Monday, June 14, 2010

Barkley L. Hendricks

"Blood (Donald Formey)" (detail), 1975. Oil and acrylic on cotton canvas, 72 x 50 ½ inches. Collection of Dr. Kenneth Montague/The Wedge Collection

Last year I received a phone call from a good friend of mine who lives up in Philly. He was asking me have I heard of this black artist that's getting all this press now. My friend always one for a good art talk. I named off a couple, then I stumbled upon Hendricks not knowing his name at the time, but I described his work. About month before Adam called I ran across him in a couple art magazines that reviewed his traveling exhibition. I especially remember this photo self-portrait he took and being highly amused by it. After me and my friend talked painting mainly African American contemporary painters and the scene now. I went back to Barnes and Noble they still had the magazine, I wrote his name down and I looked Hendricks up to get more familiar with his work. I was really impressed with what I saw. His level detail is extraordinary. What I saw was highly executed portraits with solid background colors and some gold leaf. It was beautiful, his since of composition, I extremely enjoy the uncomfortable crops at times like in his painting "Vendetta". He executes in what I would call a classical/realist manner, but is sensibilities are very much modern.

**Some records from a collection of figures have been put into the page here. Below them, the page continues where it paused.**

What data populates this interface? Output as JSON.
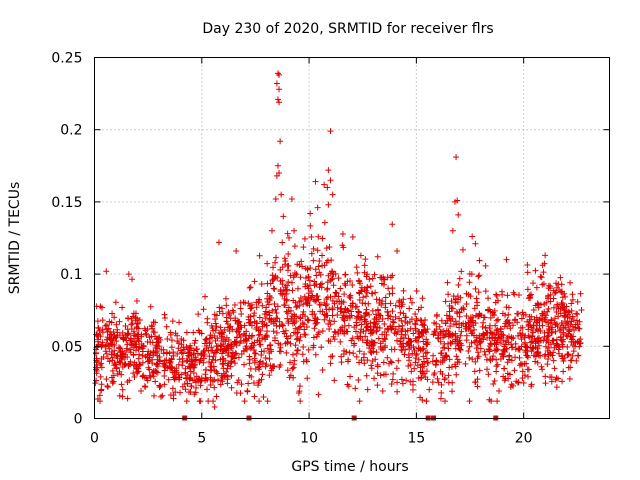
{
  "chart_data": {
    "type": "scatter",
    "title": "Day 230 of 2020, SRMTID for receiver flrs",
    "xlabel": "GPS time / hours",
    "ylabel": "SRMTID / TECUs",
    "xlim": [
      0,
      24
    ],
    "ylim": [
      0,
      0.25
    ],
    "xticks": [
      "0",
      "5",
      "10",
      "15",
      "20"
    ],
    "xtick_values": [
      0,
      5,
      10,
      15,
      20
    ],
    "yticks": [
      "0",
      "0.05",
      "0.1",
      "0.15",
      "0.2",
      "0.25"
    ],
    "ytick_values": [
      0,
      0.05,
      0.1,
      0.15,
      0.2,
      0.25
    ],
    "grid": true,
    "marker": "plus",
    "color": "#e00000",
    "outliers": [
      [
        8.55,
        0.239
      ],
      [
        8.6,
        0.238
      ],
      [
        8.5,
        0.232
      ],
      [
        8.6,
        0.228
      ],
      [
        8.55,
        0.221
      ],
      [
        8.6,
        0.219
      ],
      [
        8.65,
        0.192
      ],
      [
        8.5,
        0.168
      ],
      [
        8.6,
        0.17
      ],
      [
        8.55,
        0.175
      ],
      [
        8.45,
        0.152
      ],
      [
        8.7,
        0.155
      ],
      [
        11.0,
        0.199
      ],
      [
        10.9,
        0.172
      ],
      [
        11.0,
        0.165
      ],
      [
        10.85,
        0.16
      ],
      [
        11.1,
        0.155
      ],
      [
        10.3,
        0.164
      ],
      [
        10.7,
        0.162
      ],
      [
        10.9,
        0.148
      ],
      [
        9.2,
        0.152
      ],
      [
        9.3,
        0.13
      ],
      [
        8.8,
        0.14
      ],
      [
        9.0,
        0.128
      ],
      [
        16.85,
        0.181
      ],
      [
        16.9,
        0.151
      ],
      [
        16.8,
        0.15
      ],
      [
        16.95,
        0.141
      ],
      [
        16.7,
        0.13
      ],
      [
        17.6,
        0.126
      ],
      [
        17.75,
        0.121
      ],
      [
        6.6,
        0.116
      ],
      [
        14.1,
        0.116
      ],
      [
        21.0,
        0.113
      ],
      [
        0.55,
        0.102
      ],
      [
        1.6,
        0.1
      ],
      [
        5.8,
        0.122
      ],
      [
        13.2,
        0.112
      ],
      [
        19.2,
        0.11
      ],
      [
        10.05,
        0.142
      ],
      [
        10.4,
        0.146
      ],
      [
        11.55,
        0.12
      ],
      [
        5.6,
        0.008
      ],
      [
        4.9,
        0.012
      ],
      [
        18.4,
        0.013
      ],
      [
        0.25,
        0.016
      ],
      [
        9.55,
        0.019
      ],
      [
        15.6,
        0.02
      ]
    ],
    "envelope": [
      [
        0.0,
        0.05,
        0.014
      ],
      [
        1.0,
        0.048,
        0.014
      ],
      [
        2.0,
        0.049,
        0.014
      ],
      [
        3.0,
        0.042,
        0.014
      ],
      [
        3.8,
        0.034,
        0.012
      ],
      [
        4.4,
        0.036,
        0.012
      ],
      [
        5.2,
        0.04,
        0.014
      ],
      [
        6.0,
        0.046,
        0.015
      ],
      [
        7.0,
        0.052,
        0.016
      ],
      [
        7.8,
        0.055,
        0.018
      ],
      [
        8.5,
        0.075,
        0.024
      ],
      [
        9.2,
        0.075,
        0.024
      ],
      [
        9.8,
        0.07,
        0.022
      ],
      [
        10.5,
        0.085,
        0.024
      ],
      [
        11.2,
        0.08,
        0.022
      ],
      [
        12.0,
        0.07,
        0.02
      ],
      [
        13.0,
        0.066,
        0.02
      ],
      [
        14.0,
        0.064,
        0.02
      ],
      [
        15.0,
        0.05,
        0.016
      ],
      [
        15.6,
        0.042,
        0.014
      ],
      [
        16.2,
        0.048,
        0.016
      ],
      [
        17.0,
        0.065,
        0.02
      ],
      [
        17.8,
        0.062,
        0.02
      ],
      [
        18.8,
        0.055,
        0.016
      ],
      [
        19.5,
        0.05,
        0.015
      ],
      [
        20.5,
        0.06,
        0.018
      ],
      [
        21.5,
        0.064,
        0.018
      ],
      [
        22.3,
        0.058,
        0.016
      ],
      [
        22.7,
        0.056,
        0.015
      ]
    ],
    "x_start": 0.0,
    "x_end": 22.7,
    "n_points": 2400,
    "gaps": [
      [
        15.55,
        15.75
      ]
    ],
    "baseline_markers_x": [
      4.2,
      7.2,
      12.1,
      15.55,
      15.8,
      18.7
    ]
  }
}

Barkley L. Hendricks (born 1945, Philadelphia, Pennsylvania) is a contemporary African American painter. Hendricks' is most known for his life-sized portraits. He earned his diploma at the Pennsylvania Academy of the Fine Arts, and received both his Bachelor's and Master's degrees from Yale University. Currently, he serves as a art professor at Connecticut College. His work is on display in many public collections, including the National Gallery of Art, the Chrysler Museum of Art, the Nasher Museum of Art at Duke University, and the Philadelphia Museum of Art, and many more institutions.